October 26, 2020

Livros gratuitos - Platão, Fédon XVII (continuação)

 


XLVIII – De seguida, continuou, já cansado de considerar as coisas, foi preciso acautelar-me para não acontecer comigo o que se dá com as pessoas que observam e contemplam o Sol quando há eclipse: por vezes perdem a vista, se não olham apenas para a imagem dele na água ou nalgum meio semelhante. Pensei nessa possibilidade e receei ficar com alma inteiramente cega, se fixasse os olhos nas coisas e procurasse alcançá-las por meio de um dos sentidos. [outra vez a ideia de que os sentidos são inadequados enquanto instrumento e linguagem do que é inteligível] Pareceu-me aconselhável acolher-me ao pensamento, para nele contemplar a verdadeira natureza das coisas. [porque a Verdade é racional] É muito provável que a minha comparação não seja exacta, pois não é, quanto a mim, ponto assente que o estudo dos seres, através das suas manifestações externas se revele menos do que através das ideias, um estudo à base das imagens... [ele sabe que não é certo que o pensamento, por ser mais fiável que os sentidos, seja capaz de alcançar Verdades, mas sendo mais seguro, é nele que nos devemos apoiar] De qualquer modo, meu caminho foi esse. Em cada caso particular, parto sempre do princípio que se me afigura mais forte, considerando verdadeiro o que com ele concorda, no que se trate de causas ou do que for e, como falso, o que não afina com ele. [mesmo que o pensamento não seja verdadeiro, é coerente ao contrário do conhecimento relativo que sabemos ser contraditório, logo falso, portanto, no mínimo, eliminamos as falsidades] Vou expor-te com maior clareza minha maneira de pensar, pois quer parecer-me que não a apreendeste muito bem.

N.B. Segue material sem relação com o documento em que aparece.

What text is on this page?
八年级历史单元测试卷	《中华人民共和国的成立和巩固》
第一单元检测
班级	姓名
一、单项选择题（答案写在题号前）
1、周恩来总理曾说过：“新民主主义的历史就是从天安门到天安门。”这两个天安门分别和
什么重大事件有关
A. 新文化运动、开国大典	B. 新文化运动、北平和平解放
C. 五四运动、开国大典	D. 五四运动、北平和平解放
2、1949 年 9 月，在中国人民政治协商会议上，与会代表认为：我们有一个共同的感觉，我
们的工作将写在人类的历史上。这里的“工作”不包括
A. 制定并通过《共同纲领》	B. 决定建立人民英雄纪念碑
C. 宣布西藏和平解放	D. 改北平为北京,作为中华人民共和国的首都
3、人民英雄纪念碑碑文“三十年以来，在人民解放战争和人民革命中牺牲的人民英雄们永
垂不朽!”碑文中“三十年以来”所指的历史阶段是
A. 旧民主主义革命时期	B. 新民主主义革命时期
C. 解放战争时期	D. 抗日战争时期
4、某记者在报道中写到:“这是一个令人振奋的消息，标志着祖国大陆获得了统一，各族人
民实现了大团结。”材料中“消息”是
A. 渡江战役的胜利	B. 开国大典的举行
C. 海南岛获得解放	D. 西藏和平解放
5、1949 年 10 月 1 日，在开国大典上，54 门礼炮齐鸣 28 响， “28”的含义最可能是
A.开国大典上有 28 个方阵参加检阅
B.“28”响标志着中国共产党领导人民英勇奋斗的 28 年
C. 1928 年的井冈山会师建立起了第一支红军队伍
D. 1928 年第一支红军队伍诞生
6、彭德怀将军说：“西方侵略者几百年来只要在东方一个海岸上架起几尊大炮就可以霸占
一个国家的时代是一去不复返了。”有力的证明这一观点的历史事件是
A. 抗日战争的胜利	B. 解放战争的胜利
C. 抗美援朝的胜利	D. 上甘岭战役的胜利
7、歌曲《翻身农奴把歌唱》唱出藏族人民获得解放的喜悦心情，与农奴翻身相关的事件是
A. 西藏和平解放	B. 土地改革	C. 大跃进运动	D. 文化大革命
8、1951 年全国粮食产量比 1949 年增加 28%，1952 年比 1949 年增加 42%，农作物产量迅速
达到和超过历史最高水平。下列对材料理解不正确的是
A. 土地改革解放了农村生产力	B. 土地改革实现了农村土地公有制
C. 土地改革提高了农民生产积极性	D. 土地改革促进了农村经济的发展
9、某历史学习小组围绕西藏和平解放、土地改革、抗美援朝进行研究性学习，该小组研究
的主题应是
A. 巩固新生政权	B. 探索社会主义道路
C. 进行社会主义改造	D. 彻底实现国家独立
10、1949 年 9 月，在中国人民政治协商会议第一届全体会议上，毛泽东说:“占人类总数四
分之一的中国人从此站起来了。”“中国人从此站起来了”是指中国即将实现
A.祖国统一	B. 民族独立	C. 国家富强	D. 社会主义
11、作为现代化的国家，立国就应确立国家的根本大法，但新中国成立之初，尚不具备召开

Não muito, por Zeus, respondeu Cebete.

XLIX – No entanto, prosseguiu, o que eu digo não é novo, mas o que sempre afirmei, tanto noutras ocasiões como em nossa argumentação recente. Vou tentar mostrar-te a natureza da causa por mim estudada, voltando a tratar daquilo mesmo de que tenho falado toda a vida, para, de saída, admitir que existe o Belo em si, e o Bem, e o Grande, e tudo o mais da mesma espécie. Se me aceitares esse ponto e concordares que existem, tenho esperança de mostrar-te a causa e provar a imortalidade da alma.

Admite que já concedi tudo, falou Cebete, para não atrasares ainda mais tua exposição.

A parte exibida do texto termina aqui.